Incendios forestales
El grave incendio de Ávila y Madrid, que por producirse en zona poblada ha afectado a decenas de miles de personas, se suma al sufrido hace pocas semanas en Andalucía, cuya gravedad fue determinada por la trágica pérdida de vidas humanas. En aquel momento, la reacción de las autoridades políticas —el presidente del gobierno y el de Andalucía— consistió en activar el escudo deflector para evitar asumir responsabilidad alguna y en un pacto de silencio tácito para no culparse mutuamente.
Así, primero culparon a las pobres víctimas, que ya no pueden defenderse y que actuaron como mejor supieron en una situación extrema, y luego ambos aludieron, cómo no, al cambio climático. En sus comparecencias, Sánchez y Moreno también hicieron una llamada a los ciudadanos para avisar con mayor antelación, trasladando de nuevo sibilinamente la responsabilidad a otros. Sin embargo, los datos del propio gobierno muestran que los ciudadanos son mucho más diligentes que el Estado en alertar de estos desastres, pues, en el 67% de los casos, quienes avisan de los incendios son las llamadas de particulares
[1].
Por el contrario, ninguno de los dos responsables políticos dijo una sola palabra de las inversiones que deberían haberse acometido en medios de extinción: España, por ejemplo, cuenta con sólo 7 viejos aviones apagafuegos operativos, frente a los 18 de que dispone Italia con una superficie forestal un 50% inferior a la nuestra. Sánchez y Moreno tampoco dijeron nada sobre protocolos de prevención, actuación y respuesta rápida, o sobre gestión forestal y limpieza de los montes, dificultada por la dictadura ecologista de la UE y por la incompetencia de nuestra clase política.

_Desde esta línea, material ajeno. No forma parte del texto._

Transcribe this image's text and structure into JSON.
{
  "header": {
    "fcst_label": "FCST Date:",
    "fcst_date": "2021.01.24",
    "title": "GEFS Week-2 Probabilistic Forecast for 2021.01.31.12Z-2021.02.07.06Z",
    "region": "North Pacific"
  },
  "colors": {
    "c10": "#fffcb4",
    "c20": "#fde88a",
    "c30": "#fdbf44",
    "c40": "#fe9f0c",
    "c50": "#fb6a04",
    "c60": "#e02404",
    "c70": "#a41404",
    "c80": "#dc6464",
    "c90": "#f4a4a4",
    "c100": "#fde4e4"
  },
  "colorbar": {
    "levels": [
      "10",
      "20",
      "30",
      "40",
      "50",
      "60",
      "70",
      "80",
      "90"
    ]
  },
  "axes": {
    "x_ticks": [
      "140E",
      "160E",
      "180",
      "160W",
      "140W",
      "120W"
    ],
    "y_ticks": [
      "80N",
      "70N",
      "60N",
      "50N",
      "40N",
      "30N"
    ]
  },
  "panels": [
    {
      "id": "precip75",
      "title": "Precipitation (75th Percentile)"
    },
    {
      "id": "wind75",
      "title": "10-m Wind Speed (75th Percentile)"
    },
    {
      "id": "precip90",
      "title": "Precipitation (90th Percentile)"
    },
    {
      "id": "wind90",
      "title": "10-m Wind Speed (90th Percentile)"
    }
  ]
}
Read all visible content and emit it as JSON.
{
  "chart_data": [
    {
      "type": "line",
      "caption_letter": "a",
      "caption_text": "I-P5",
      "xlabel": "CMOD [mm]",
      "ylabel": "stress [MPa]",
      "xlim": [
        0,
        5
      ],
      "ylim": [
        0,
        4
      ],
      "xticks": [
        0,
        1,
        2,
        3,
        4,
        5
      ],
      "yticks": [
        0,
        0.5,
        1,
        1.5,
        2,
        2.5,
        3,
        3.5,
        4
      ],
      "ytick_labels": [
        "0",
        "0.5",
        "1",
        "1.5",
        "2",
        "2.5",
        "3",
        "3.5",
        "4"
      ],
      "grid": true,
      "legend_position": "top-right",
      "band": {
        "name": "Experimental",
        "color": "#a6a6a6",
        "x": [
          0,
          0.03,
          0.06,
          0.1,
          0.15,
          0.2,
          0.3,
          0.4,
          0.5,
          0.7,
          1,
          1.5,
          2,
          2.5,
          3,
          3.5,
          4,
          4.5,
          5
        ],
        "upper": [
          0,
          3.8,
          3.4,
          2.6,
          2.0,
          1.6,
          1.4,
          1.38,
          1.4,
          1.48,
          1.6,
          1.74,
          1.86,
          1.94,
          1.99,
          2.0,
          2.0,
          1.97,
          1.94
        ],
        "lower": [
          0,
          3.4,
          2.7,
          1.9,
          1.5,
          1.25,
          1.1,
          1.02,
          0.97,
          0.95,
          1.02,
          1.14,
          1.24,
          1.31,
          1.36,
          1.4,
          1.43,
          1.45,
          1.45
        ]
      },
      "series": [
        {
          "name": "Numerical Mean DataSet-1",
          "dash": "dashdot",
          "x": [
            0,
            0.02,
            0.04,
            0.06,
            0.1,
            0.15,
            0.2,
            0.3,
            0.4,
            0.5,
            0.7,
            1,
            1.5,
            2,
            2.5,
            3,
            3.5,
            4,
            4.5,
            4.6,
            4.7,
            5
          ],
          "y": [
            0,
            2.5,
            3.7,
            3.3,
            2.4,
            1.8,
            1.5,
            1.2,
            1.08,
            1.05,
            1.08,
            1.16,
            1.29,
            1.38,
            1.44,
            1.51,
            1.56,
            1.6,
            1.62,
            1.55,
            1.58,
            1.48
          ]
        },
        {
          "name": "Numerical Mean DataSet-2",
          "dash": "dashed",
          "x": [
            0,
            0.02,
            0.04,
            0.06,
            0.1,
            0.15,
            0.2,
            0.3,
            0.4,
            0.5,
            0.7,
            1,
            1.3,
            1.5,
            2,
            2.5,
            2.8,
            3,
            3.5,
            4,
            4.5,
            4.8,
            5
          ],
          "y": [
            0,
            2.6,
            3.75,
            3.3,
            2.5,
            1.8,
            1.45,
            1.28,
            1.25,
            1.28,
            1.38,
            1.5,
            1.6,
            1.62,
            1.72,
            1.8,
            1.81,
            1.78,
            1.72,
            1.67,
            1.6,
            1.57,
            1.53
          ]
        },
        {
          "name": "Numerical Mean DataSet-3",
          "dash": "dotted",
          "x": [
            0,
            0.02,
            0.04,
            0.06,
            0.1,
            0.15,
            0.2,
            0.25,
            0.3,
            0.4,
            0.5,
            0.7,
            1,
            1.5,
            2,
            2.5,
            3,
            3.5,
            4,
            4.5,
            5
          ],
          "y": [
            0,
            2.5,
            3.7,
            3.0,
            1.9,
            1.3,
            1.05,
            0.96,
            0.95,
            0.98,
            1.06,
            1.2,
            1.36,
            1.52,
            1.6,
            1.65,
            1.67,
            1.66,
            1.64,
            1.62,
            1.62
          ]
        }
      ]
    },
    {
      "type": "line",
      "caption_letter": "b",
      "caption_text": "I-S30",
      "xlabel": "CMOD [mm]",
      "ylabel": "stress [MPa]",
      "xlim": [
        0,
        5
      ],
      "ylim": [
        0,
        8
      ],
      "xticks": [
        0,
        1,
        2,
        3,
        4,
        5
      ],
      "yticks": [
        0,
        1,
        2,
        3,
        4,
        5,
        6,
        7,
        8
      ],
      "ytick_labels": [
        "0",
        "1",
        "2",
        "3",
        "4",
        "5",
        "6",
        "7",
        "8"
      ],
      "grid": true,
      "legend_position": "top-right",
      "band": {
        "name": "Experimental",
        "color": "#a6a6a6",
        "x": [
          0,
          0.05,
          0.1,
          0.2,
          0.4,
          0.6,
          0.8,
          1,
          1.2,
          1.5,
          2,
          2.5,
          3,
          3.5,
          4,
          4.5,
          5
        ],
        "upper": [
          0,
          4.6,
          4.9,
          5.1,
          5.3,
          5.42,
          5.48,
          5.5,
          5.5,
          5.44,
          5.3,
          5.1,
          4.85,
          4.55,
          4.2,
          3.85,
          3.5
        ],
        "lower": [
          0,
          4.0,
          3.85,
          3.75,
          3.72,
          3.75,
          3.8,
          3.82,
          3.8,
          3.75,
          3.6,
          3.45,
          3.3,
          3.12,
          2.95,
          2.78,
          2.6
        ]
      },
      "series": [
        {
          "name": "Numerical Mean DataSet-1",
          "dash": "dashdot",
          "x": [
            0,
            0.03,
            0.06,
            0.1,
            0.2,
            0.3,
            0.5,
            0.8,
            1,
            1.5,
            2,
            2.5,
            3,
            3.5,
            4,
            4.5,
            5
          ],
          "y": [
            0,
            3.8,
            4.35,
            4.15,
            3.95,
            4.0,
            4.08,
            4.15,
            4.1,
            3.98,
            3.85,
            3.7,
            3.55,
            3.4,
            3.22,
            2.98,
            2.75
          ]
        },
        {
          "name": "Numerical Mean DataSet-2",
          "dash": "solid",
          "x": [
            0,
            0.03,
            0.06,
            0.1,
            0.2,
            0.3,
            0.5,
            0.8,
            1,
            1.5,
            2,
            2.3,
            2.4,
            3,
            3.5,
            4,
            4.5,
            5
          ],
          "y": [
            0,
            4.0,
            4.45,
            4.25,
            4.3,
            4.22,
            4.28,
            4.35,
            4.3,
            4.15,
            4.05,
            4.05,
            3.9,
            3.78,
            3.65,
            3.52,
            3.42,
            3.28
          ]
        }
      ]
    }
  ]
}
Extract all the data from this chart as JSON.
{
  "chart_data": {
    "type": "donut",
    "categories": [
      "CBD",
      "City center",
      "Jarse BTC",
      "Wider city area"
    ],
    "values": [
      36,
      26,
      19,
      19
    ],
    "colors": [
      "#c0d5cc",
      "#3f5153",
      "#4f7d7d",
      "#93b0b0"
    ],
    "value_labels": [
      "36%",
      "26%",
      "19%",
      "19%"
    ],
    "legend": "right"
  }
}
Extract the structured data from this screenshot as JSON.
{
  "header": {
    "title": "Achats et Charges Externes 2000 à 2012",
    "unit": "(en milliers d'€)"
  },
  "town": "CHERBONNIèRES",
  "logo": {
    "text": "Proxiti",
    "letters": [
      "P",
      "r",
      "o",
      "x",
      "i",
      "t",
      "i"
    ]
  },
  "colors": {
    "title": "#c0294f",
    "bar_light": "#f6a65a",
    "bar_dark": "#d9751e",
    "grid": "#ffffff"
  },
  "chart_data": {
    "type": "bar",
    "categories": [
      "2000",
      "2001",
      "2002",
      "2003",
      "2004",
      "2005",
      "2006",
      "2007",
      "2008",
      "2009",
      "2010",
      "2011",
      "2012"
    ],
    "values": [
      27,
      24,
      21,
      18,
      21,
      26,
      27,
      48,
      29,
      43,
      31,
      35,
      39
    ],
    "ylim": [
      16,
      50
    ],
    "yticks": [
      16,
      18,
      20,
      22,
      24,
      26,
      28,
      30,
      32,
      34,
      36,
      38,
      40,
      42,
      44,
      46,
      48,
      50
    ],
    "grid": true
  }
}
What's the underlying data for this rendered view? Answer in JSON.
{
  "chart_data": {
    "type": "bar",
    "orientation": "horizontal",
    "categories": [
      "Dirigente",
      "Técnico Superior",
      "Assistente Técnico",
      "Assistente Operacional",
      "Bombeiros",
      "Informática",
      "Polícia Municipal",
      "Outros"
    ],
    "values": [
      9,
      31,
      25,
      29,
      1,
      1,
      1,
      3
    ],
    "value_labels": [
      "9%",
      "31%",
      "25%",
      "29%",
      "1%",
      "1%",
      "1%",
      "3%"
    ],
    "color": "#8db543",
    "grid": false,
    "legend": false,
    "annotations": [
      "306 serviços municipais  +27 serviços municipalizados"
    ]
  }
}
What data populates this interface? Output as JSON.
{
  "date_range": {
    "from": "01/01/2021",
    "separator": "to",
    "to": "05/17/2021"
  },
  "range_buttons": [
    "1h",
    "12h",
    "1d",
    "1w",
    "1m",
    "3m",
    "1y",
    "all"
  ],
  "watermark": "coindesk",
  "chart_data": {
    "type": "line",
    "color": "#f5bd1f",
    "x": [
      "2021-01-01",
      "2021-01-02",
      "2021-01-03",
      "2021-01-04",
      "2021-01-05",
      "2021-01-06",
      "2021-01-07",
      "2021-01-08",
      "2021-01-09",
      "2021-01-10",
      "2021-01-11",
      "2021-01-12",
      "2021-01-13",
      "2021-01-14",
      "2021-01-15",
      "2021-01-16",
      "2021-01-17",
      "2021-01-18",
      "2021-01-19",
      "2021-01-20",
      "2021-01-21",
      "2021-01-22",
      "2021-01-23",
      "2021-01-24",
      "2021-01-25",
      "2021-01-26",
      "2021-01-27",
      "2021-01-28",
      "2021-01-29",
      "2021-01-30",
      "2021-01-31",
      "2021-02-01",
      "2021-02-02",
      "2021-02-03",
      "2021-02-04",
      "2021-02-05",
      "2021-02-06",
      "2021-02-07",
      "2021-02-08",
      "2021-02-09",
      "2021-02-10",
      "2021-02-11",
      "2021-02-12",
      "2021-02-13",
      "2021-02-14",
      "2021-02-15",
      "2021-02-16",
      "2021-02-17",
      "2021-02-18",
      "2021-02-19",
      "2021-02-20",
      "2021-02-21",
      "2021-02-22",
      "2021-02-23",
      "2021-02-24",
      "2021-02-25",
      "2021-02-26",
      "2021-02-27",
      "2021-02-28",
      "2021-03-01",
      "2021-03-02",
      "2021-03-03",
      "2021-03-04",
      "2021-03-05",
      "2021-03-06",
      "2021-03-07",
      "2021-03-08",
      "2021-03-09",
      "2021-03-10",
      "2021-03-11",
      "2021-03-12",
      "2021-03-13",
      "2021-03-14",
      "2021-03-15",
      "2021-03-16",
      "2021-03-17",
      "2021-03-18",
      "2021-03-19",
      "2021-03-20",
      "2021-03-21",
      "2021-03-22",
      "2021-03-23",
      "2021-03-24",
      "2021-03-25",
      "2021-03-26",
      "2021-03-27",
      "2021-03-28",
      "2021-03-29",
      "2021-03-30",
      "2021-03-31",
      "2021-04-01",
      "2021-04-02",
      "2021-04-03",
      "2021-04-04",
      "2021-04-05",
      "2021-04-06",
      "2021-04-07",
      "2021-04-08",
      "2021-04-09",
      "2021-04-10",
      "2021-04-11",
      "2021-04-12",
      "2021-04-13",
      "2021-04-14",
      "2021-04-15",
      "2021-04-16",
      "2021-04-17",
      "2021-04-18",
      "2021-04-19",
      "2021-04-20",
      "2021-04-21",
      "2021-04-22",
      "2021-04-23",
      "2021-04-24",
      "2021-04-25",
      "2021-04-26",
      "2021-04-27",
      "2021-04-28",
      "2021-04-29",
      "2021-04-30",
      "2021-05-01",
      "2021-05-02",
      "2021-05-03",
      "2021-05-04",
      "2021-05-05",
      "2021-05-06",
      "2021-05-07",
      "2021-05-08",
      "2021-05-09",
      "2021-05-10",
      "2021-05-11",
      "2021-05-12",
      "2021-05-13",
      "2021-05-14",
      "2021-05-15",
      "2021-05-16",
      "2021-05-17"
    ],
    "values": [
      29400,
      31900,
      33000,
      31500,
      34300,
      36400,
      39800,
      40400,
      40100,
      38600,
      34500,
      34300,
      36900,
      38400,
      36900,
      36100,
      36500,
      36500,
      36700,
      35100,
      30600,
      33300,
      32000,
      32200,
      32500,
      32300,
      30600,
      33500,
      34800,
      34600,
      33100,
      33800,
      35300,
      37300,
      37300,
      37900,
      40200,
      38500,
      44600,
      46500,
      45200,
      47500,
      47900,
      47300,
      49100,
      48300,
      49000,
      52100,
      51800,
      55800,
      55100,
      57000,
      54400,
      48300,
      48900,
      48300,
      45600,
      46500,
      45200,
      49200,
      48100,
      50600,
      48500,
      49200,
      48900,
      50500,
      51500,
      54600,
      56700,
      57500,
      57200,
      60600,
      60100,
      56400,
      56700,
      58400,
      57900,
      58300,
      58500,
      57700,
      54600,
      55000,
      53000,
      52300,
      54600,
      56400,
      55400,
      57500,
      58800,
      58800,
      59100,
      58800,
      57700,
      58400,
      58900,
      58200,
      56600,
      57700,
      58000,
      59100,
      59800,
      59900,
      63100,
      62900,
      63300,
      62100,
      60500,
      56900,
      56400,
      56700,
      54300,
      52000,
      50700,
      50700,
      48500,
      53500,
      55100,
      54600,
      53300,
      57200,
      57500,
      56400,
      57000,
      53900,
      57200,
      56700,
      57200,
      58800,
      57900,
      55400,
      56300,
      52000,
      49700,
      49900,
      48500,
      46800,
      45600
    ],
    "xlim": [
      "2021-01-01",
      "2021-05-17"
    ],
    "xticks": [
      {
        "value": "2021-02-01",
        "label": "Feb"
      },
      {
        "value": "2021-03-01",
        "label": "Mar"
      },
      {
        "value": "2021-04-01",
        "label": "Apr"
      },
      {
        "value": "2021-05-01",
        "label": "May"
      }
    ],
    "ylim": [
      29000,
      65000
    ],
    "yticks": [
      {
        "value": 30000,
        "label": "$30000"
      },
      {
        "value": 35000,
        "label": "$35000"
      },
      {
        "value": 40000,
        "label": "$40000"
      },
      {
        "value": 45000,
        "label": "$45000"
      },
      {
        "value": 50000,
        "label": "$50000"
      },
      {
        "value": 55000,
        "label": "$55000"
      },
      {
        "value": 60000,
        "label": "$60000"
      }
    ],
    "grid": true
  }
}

Sin embargo, aunque a casi nadie le sorprenda el cinismo de los políticos, la gente sigue cayendo víctima del sensacionalismo de los medios, que aprovechan la natural empatía que sentimos hacia las pobres familias que han perdido su hogar para crear histerias colectivas basadas en relatos catastrofistas (incendios «inextinguibles»).
Disociando los incendios de la temperatura ambiente
En este sentido, la fuerza de la propaganda climática es tal que logra hacernos creer que la temperatura ambiente contribuye enormemente o incluso puede ser responsable de un incendio de estas características. Lógicamente, esto no es sí. En efecto, para que haya una combustión hacen falta tres elementos: un combustible (en este caso, madera seca), un comburente (el oxígeno del aire) y una fuente de calor, que debe ser intensísima. Por eso, si juntan unas ramitas secas en el porche de su casa o en la acera de su calle en pleno mes de julio al sol de mediodía, aquello no arderá por combustión espontánea, aunque el termómetro alcance 50°. Sin embargo, si hacen la misma prueba un día nublado de otoño o invierno, pero, en esta ocasión, prenden las ramitas secas con una cerilla —que puede alcanzar entre 600° y 800°C de temperatura—, aunque haga frío, aquello arderá como una tea. En efecto, la fuente de calor necesaria para que se produzca fuego sólo puede provenir de la acción humana (causante de más del 90% de los incendios) o de un rayo.